National Geographic Channel Beefs Up Broadband
Five New ‘Channels’ to Compete with Discovery
By Anne Becker -- Broadcasting & Cable, 2/2/2008 5:00:00 AM MT
In a bid to grow Web traffic through better organization, National Geographic Channel is launching a broadband-video Web site with six subdivisions by genre.

The ad-supported site is launching with 1,500 clips grouped into "Animals & Nature," "Exploration & Adventure," "History & Events," "People & Places," "Science & Technology" and “Nat Geo Wild.”
The channel previously grouped its online video by show but found that traffic on NGC Wild -- a separate site devoted to wildlife -- outdrew that of the show-grouped video on its main site by about 3-1.
"What we really saw was users were looking for an easier way to navigate the clips we had," NGC vice president of research and digital media Brad Dancer said, adding that the NGC Wild site will now also be a channel.
While nearly all of the videos in each category will come from the network’s shows -- either straight excerpts or extra content -- there will be some additional footage from the National Geographic Society, which co-owns the channel with Fox Cable Networks. And while most of the video will be clips, each channel will feature a new longer video -- from 15 minutes to one hour -- each week. The site will also begin letting users post clips to their own sites or share them via e-mail.
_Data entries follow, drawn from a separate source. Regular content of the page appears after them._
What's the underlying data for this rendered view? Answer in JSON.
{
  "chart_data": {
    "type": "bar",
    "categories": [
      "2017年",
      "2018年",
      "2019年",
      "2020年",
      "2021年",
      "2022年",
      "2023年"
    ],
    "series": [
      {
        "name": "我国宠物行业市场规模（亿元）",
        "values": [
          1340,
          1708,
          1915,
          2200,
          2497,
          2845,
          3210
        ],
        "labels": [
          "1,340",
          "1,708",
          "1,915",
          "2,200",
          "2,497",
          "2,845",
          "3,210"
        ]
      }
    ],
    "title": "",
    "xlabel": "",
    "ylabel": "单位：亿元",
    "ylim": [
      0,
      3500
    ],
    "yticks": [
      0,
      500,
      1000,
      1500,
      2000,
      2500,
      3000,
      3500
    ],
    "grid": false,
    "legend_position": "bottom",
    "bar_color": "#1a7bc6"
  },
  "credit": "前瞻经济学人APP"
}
NGC -- which plans to add four new video channels to its Web site each year -- is changing its Web approach in the face of competition from the similarly themed Discovery Communications networks and The History Channel. Both have invested in online improvements in the past year as all networks try to figure out how to best exploit their video online.
NGC’s main site averages about 1 million unique visitors per month, while Discovery Channel’s drew more than triple that last year, Omniture said. Combined, the Discovery channels’ sites average more than 12 million uniques a month.